Der Spiegel has an interesting piece on “Red Tourism” in China:
The Chinese government has dubbed this “red tourism,” and it is meant as a response to its people’s identity crisis, to a certain sense of emptiness and alienation. What exactly should people in China believe in these days? Who is really still interested in ideology? Taking a proactive approach to these questions, the Communist Party decided to put its own history on stage to create reminders of the revolution in various places around the country — and to make clear to all Chinese citizens who made their country great. The government has also set up a “National Coordination Group for Red Tourism” and convened “Conferences for Red Tourism” that have even been attended by a member of the Politburo.
All this revolutionary education certainly benefits the country’s economy. According to the party’s newspaper, “red tourism” has created millions of jobs and built thousands of kilometers of highway and several new airports. Soon Chinese patriots will even be able to fly to the spot in the desert where China tested its first nuclear bomb in 1964.
How one actor prepares for his role as Mao:
Actor Wu Yongtang earns 10,000 yuan, or about €1,200, each month for his performances as Mao, as well as a bonus for performing every day. Wu wouldn’t be easy to replace, and a limited resource brings in a higher price — even here on the Mao market. But Wu doesn’t really like to talk about money.
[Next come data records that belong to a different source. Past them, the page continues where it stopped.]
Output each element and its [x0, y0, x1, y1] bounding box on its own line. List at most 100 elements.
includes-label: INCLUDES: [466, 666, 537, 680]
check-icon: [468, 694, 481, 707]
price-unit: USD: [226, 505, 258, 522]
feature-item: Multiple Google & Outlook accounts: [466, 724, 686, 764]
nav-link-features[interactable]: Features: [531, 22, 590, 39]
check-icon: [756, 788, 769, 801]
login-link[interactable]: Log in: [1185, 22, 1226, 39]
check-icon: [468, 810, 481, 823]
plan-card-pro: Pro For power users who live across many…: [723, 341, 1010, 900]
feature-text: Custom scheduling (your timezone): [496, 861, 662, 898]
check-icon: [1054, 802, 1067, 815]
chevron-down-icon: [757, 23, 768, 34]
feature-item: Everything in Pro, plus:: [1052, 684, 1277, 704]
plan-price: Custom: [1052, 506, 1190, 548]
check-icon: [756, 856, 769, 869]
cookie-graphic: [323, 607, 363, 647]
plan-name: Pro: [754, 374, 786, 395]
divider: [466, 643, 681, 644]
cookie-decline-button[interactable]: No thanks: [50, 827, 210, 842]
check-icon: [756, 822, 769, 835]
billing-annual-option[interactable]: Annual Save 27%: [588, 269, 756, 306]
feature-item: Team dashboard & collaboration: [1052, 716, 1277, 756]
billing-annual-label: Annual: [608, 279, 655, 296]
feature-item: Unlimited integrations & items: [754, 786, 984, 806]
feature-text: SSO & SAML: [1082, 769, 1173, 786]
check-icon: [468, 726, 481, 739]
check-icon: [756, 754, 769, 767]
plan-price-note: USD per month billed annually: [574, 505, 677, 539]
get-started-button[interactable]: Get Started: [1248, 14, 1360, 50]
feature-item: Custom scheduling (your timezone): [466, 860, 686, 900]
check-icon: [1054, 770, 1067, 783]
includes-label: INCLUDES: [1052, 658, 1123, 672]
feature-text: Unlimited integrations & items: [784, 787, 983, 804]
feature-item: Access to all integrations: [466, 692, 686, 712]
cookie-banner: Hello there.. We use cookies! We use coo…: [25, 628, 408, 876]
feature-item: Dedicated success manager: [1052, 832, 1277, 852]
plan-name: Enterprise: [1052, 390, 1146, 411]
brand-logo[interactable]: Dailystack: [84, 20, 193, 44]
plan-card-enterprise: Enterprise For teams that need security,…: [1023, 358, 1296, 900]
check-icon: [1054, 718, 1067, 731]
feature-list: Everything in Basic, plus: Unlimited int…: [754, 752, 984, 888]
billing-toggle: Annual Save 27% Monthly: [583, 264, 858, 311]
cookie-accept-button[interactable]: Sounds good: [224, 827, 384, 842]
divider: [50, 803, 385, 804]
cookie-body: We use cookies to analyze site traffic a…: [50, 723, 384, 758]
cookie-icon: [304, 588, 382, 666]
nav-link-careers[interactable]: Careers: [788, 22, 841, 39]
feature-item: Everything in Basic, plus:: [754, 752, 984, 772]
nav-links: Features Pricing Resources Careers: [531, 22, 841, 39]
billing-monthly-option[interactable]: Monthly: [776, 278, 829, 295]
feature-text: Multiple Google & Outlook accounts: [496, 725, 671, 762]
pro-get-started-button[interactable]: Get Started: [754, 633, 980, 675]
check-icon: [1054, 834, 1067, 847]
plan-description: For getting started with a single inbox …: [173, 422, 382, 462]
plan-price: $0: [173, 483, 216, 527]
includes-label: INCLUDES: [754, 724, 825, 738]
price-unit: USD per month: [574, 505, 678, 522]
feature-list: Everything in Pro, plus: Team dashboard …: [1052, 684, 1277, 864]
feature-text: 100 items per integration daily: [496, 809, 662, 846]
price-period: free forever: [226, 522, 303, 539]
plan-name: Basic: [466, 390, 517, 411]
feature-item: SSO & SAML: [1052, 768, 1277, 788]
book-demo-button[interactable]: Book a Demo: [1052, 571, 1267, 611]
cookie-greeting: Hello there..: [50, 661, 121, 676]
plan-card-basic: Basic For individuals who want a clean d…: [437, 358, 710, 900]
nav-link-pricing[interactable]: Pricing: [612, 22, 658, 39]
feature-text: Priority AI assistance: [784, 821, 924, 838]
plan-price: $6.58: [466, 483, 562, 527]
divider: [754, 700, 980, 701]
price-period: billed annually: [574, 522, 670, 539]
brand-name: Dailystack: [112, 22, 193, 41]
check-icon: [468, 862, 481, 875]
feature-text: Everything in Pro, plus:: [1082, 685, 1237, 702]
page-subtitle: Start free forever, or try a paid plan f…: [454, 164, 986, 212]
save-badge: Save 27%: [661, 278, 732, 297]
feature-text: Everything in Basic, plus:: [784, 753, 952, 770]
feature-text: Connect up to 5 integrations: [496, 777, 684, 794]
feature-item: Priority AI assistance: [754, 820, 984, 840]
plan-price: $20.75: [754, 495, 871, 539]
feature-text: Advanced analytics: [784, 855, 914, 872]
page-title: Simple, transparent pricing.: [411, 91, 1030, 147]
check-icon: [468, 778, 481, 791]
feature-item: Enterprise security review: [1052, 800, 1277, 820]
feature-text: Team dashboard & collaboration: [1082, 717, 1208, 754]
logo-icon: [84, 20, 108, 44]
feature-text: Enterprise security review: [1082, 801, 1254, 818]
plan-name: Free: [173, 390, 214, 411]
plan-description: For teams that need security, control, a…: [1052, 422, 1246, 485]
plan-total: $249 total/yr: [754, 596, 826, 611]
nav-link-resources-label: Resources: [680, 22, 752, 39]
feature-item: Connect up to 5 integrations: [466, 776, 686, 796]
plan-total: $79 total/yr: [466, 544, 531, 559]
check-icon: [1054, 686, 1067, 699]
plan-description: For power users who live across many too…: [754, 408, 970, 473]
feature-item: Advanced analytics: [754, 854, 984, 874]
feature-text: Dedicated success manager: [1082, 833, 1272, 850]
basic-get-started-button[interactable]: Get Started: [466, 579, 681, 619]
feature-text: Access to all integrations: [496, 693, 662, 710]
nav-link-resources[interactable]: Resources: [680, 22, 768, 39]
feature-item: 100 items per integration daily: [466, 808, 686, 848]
Instead he explains that Mao appears in his dreams and interprets this as meaning “he wants me to play him.”
Before finding the role of his life, Wu had only worked as a driver, first in the army and then for a factory. He beat out two other applicants for the Mao role at the first interview because they were both barely 1.7 meters (5 foot 7 inches) tall, or too short to play Mao, who was 1.8 meters tall.